Fixed and Floating Exchange Rate

What is an exchange rate?

It is a rate at which one currency is traded with another. Or in simple words, it is the value of one currency with respect to another currency.  For example, if 1 pound is equal to 2 dollars, this means that you have to pay 2 pounds to purchase bus ticket of 4 dollars in the USA.

What is fixed exchange rate?

Fixed exchange rate or pegged exchange rate is a kind of currency exchange system in which value of one currency is fixed against major world currency like the dollar, euro and pound etc. or with another measure of significance worth like gold etc. The central bank usually plays an active part to maintain official currency rate by buying and selling home currency in the international market in return for currency to which it is pegged.

What is floating exchange rate?

Floating or flexible exchange rate is determined by supply and demand forces in the private market. If the value of the currency is high its demand will increase and vice versa. The central bank may intervene to control inflation and stability.
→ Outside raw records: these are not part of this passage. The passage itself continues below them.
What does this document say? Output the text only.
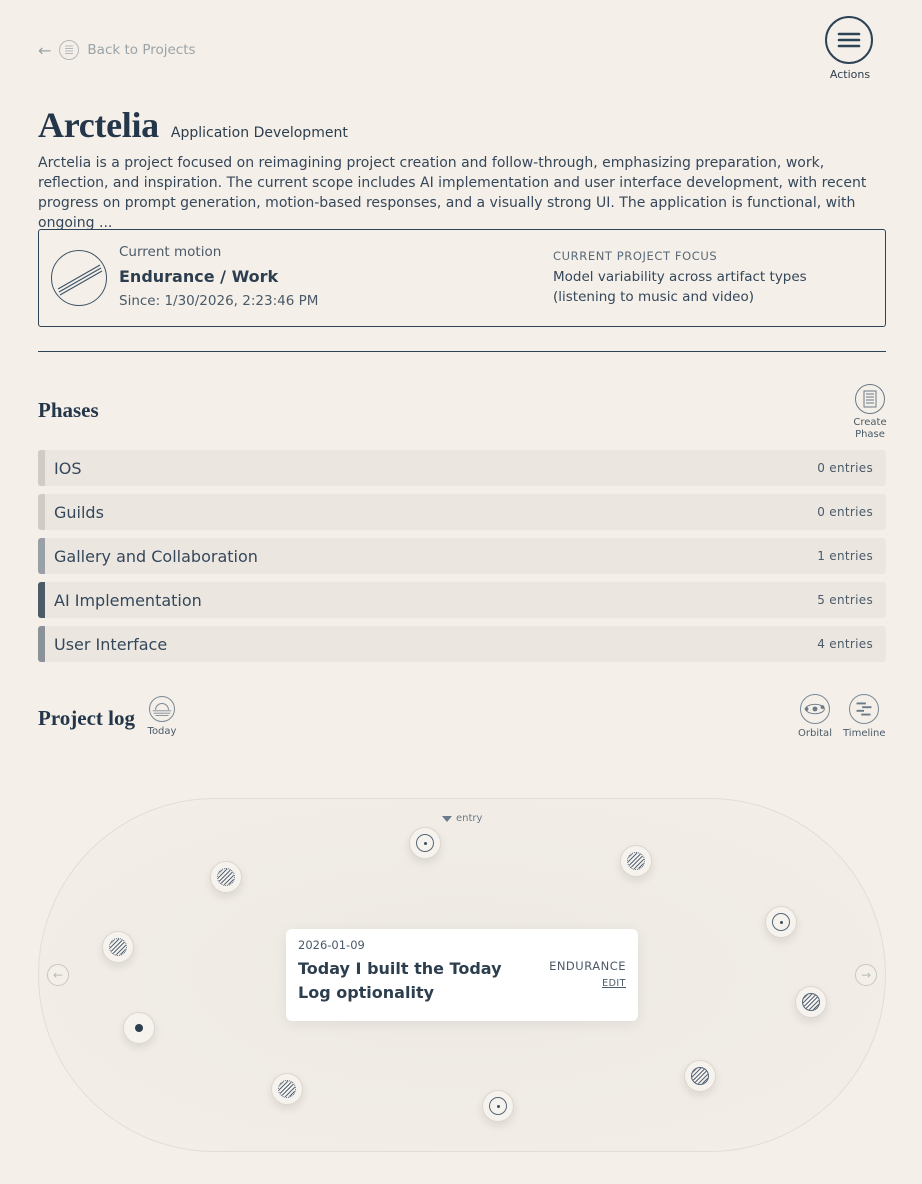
←	Back to Projects
Actions
Arctelia Application Development

Arctelia is a project focused on reimagining project creation and follow-through, emphasizing preparation, work, reflection, and inspiration. The current scope includes AI implementation and user interface development, with recent progress on prompt generation, motion-based responses, and a visually strong UI. The application is functional, with ongoing ...

Current motion
Endurance / Work
Since: 1/30/2026, 2:23:46 PM
CURRENT PROJECT FOCUS
Model variability across artifact types (listening to music and video)
Phases
Create Phase
IOS	0 entries
Guilds	0 entries
Gallery and Collaboration	1 entries
AI Implementation	5 entries
User Interface	4 entries
Project log
Today	Orbital	Timeline
entry
←	→
2026-01-09
Today I built the Today Log optionality
ENDURANCE
EDIT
Difference between Fixed and Floating Exchange Rate

Fixed Exchange Rate Floating Exchange Rate
Meaning It refers to rate sets and maintains by the central bank (Government). It is the rate which changes with respect to changes in the market.
Controlled by Central government or central bank. Demand and supply forces of the market.
Changes When currency price increases, it is called revaluation and when price decreases, it is called devaluation. When currency price increases, it is called appreciation and when price decreases, it is called depreciation.
Speculation It might occur when there are chances of changes in policies of the government. It is an integral part of this system and occurs normally.
Government intervention Government intervenes at the time of high inflation to stable the currency. No interference of government.

Conclusion

It is not possible to make a particular conclusion; both fixed and floating exchange rate have their positive and negative sides. Many economists consider flexible rate system because of its dependence on the free market. However, Lawmakers, central bank officials support fixed exchange rate system.